The law concerning DWI and DWI refusal of a breath test is constantly changing in New Jersey. However, in general, the trend is to both enhance punishment and make it more difficult to challenge charges. Last year, the New Jersey Supreme Court ruled that a breath-test refusal cannot serve as a prior conviction in a DWI case. Last week, the New Jersey Appellate Division ruled that the converse is not true.

The Appellate Division ruled that a prior DWI conviction can be a basis for increasing the punishment for a person later charged with refusal to take a breath-test. The charge of refusing to take a breath-test ocurrs when someone refuses to take a breathalyzer test in police headquarters. Under New Jersey law, you do not have the right to refuse the test. The rationale is simple: if people could refuse the test, many would and this would undercut the whole purpose of having the test.

The Appellate Division affirmed the conviction of a former Municipal Court Judge who was convicted of DWI and refusing to take the breathalyzer test. He had a prior DWI conviction. He was sentenced as a second offender for both the DWI and refusal.
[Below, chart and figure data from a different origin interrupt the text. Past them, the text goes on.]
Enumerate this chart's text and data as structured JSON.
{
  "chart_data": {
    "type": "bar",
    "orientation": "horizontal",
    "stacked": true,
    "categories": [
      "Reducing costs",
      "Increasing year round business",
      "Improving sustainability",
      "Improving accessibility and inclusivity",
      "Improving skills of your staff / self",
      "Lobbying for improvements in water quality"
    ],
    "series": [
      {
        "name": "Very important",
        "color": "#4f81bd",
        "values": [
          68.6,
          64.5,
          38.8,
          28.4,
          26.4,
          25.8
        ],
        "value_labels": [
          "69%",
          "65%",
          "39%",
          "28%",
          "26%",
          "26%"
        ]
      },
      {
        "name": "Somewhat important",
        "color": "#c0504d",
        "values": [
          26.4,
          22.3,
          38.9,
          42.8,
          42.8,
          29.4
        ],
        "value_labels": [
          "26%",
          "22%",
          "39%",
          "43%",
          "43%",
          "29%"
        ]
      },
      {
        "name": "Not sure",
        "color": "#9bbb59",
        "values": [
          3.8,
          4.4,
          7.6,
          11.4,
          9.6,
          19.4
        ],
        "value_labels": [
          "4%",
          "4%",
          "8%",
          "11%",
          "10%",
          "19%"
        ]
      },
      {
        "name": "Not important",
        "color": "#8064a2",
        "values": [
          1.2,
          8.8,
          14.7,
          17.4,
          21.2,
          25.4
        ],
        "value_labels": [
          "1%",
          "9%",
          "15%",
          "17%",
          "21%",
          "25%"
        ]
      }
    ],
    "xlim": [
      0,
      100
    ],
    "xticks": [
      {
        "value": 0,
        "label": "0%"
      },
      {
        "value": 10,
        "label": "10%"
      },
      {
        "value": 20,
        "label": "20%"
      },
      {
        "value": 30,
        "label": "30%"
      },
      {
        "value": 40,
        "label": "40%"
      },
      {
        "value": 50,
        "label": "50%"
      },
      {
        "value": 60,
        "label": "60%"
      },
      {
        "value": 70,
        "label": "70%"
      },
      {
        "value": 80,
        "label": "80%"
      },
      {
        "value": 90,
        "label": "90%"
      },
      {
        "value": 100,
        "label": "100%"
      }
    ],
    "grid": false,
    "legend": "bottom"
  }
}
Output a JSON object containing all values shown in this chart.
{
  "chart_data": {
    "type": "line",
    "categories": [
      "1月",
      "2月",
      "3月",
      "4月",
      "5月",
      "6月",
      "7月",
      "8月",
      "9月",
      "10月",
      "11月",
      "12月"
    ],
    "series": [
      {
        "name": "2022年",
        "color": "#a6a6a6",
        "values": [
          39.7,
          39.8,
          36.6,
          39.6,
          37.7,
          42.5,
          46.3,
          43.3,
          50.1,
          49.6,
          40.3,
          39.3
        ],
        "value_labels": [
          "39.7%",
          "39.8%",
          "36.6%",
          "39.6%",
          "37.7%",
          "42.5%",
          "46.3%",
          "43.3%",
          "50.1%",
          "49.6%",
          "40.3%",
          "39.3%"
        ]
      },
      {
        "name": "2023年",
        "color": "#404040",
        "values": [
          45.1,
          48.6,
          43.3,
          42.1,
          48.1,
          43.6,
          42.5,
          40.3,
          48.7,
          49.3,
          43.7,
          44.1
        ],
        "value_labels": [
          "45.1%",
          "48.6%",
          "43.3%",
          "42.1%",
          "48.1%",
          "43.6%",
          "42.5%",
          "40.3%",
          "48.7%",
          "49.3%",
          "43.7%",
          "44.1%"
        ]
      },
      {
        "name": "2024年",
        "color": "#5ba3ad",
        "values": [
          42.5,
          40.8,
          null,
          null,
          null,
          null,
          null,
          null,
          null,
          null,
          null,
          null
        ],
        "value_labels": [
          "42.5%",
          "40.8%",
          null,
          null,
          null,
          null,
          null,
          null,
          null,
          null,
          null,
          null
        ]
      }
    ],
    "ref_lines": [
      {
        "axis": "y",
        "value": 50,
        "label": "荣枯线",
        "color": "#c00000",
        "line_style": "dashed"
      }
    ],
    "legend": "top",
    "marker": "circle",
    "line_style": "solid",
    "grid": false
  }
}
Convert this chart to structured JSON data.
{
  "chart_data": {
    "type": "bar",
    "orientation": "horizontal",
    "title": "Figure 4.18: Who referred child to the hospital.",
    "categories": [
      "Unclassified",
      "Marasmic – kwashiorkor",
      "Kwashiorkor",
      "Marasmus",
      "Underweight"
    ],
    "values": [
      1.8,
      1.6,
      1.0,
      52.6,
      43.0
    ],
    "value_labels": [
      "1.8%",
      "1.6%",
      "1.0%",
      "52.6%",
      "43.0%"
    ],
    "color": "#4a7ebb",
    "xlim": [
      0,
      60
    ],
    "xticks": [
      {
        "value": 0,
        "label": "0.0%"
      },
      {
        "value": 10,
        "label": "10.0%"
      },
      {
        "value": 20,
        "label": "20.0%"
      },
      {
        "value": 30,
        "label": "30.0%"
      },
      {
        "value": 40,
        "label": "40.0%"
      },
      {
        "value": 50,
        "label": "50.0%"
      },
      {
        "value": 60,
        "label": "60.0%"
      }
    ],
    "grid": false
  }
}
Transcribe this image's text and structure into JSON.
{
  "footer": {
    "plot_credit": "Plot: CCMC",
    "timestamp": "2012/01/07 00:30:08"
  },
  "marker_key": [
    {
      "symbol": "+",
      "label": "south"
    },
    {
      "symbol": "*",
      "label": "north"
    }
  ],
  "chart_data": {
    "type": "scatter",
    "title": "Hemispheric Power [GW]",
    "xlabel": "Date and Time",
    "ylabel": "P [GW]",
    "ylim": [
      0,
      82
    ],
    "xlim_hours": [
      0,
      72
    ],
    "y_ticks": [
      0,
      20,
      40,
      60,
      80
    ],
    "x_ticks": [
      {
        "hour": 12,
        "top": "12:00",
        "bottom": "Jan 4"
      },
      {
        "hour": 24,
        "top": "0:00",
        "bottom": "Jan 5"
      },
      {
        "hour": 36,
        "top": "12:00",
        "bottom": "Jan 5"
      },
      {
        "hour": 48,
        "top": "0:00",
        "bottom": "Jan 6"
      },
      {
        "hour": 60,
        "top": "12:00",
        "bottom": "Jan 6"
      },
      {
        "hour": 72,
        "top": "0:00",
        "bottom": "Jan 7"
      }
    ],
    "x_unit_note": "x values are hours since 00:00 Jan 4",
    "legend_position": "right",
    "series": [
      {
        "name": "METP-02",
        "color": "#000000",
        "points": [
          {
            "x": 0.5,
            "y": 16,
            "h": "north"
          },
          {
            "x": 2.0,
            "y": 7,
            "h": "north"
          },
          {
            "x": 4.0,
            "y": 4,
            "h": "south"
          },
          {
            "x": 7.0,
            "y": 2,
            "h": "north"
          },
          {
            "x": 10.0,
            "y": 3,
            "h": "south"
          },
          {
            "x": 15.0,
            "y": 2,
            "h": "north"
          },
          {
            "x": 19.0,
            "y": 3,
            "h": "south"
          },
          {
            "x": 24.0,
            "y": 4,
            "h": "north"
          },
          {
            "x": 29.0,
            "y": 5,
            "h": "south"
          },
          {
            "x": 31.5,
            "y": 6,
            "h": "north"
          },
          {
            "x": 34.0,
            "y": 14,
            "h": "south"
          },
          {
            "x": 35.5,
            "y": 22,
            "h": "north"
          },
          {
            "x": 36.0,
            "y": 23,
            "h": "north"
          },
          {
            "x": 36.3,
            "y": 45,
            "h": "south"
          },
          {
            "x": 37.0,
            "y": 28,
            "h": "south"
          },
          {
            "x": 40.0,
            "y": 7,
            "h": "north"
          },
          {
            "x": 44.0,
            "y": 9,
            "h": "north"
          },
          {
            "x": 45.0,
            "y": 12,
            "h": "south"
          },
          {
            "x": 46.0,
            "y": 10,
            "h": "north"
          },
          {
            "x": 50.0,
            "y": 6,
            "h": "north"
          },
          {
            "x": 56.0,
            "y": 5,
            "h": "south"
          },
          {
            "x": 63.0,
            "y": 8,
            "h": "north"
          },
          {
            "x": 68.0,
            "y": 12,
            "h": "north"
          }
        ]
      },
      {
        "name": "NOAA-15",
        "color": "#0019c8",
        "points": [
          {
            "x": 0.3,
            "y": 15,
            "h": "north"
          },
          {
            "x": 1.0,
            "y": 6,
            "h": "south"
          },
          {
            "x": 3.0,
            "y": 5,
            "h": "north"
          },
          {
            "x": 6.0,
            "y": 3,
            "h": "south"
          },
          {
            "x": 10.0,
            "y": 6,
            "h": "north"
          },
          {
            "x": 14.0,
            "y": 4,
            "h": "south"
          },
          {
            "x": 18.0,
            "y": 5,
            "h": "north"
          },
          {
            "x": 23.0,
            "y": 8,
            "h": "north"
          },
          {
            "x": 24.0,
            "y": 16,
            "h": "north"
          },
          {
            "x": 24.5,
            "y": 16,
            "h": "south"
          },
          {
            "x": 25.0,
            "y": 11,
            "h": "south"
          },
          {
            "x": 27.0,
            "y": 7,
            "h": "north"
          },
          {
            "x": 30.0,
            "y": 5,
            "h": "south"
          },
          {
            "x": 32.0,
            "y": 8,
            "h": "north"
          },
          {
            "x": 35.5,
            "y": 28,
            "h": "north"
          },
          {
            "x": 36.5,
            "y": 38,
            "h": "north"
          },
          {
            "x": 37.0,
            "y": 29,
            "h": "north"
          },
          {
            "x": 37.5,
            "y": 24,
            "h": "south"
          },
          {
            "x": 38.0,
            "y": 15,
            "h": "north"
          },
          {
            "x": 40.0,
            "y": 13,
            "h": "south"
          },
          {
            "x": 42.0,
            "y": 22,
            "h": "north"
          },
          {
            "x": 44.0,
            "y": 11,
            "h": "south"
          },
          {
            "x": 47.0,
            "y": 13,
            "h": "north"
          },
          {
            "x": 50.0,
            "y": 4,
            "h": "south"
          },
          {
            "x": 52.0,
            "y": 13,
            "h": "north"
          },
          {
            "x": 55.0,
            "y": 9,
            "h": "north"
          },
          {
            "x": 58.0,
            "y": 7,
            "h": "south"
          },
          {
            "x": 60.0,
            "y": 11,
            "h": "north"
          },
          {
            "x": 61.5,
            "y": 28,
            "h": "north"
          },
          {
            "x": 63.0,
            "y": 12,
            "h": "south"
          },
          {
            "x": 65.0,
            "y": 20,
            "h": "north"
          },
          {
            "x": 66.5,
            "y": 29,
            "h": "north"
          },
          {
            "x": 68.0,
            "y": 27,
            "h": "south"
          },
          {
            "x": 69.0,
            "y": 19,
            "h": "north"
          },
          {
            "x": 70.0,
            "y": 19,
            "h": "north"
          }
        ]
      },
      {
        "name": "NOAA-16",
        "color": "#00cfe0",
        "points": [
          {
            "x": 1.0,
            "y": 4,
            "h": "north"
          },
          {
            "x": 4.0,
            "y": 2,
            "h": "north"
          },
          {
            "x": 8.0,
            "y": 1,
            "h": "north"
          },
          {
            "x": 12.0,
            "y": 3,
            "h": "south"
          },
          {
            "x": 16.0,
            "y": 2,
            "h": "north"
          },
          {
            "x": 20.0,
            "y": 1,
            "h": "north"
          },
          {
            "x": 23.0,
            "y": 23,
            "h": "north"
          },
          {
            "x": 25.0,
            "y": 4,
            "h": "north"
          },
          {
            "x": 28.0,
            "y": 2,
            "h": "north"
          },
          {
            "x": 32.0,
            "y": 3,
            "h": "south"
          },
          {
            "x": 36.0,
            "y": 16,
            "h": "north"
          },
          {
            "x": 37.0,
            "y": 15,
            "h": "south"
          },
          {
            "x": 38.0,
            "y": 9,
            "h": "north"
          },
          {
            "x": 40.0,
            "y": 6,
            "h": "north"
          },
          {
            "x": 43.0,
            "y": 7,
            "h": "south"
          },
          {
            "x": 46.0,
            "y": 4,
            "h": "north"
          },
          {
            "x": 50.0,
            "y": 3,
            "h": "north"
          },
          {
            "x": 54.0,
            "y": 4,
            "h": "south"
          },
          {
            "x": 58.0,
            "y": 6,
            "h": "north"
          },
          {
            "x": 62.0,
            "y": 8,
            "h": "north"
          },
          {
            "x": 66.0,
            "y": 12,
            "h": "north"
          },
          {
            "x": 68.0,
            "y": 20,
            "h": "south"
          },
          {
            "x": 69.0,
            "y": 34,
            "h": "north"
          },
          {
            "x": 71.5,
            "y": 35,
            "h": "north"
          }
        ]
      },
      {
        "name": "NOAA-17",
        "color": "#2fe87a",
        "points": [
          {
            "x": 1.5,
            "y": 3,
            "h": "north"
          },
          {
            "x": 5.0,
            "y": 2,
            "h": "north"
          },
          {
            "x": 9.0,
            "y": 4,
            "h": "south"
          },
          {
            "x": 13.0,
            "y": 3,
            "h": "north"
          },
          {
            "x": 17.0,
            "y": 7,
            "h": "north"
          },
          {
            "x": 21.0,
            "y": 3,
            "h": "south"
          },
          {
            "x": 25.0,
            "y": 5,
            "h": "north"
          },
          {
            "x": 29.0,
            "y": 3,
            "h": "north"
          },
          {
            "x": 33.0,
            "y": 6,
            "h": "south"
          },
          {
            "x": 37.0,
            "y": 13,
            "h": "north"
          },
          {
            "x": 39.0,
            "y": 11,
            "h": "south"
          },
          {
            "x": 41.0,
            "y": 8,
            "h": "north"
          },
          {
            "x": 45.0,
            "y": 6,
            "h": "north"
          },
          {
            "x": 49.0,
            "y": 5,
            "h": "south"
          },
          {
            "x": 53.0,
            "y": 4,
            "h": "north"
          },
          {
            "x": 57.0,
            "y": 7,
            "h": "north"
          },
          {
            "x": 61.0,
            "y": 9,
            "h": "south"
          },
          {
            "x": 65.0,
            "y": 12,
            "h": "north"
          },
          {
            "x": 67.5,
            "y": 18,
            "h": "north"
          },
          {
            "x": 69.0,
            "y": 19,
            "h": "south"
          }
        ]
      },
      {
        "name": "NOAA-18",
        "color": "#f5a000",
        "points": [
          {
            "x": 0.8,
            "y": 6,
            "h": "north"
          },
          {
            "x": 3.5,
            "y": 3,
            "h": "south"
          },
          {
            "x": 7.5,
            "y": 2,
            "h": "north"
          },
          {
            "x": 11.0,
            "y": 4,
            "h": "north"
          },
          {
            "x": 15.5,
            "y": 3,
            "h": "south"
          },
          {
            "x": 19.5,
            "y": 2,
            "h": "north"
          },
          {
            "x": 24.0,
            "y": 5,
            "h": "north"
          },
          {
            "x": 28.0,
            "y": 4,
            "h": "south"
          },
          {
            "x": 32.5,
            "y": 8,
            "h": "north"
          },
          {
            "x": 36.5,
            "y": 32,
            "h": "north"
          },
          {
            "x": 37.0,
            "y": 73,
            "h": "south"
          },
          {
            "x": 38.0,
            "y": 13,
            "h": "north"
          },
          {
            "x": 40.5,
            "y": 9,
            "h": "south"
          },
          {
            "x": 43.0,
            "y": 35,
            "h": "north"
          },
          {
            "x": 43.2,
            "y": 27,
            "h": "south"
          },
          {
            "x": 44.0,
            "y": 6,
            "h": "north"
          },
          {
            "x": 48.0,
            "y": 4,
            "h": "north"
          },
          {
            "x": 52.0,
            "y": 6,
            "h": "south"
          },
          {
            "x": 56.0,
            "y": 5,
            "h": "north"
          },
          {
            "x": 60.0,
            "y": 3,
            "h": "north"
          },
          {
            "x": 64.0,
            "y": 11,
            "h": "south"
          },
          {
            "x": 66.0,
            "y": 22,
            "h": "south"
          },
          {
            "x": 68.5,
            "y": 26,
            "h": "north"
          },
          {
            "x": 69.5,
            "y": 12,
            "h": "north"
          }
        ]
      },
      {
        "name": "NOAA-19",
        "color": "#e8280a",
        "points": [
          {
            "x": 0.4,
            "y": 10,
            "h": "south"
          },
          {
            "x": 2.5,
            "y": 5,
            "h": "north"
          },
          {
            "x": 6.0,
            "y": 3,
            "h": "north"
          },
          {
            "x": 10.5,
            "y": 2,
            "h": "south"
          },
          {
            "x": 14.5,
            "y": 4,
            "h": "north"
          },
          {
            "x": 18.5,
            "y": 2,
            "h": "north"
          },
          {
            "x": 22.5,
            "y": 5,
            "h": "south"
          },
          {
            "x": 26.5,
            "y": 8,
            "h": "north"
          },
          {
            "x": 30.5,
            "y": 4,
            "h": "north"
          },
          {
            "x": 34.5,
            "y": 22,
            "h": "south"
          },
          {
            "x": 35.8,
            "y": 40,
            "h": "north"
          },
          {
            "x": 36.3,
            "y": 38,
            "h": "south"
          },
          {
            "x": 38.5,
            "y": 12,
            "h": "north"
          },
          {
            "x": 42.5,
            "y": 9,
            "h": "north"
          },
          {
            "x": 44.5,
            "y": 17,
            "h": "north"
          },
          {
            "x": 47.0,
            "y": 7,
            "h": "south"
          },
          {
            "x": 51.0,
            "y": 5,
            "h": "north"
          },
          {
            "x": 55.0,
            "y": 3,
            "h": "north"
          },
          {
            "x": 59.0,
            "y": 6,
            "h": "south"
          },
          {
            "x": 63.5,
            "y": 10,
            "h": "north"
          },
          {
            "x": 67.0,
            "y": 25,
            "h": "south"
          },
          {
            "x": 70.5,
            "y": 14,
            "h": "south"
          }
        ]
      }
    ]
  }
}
This enhanced his license suspension to two years for each offense to run consecutively, as required for repeat refusal convictions. His license was suspended a total of four years.

The bottom line is that this former Judge got an extra two years of his license suspension for refusing to take the breathalyzer test. Obviously, given the very high penalties associated with DWI in New Jersey, great caution should be taken not to drink and drive. It also seems in some towns that the police are everywhere and you are probably going to be caught eventually. How do you make a living if you cannot drive a car for four, or more, years?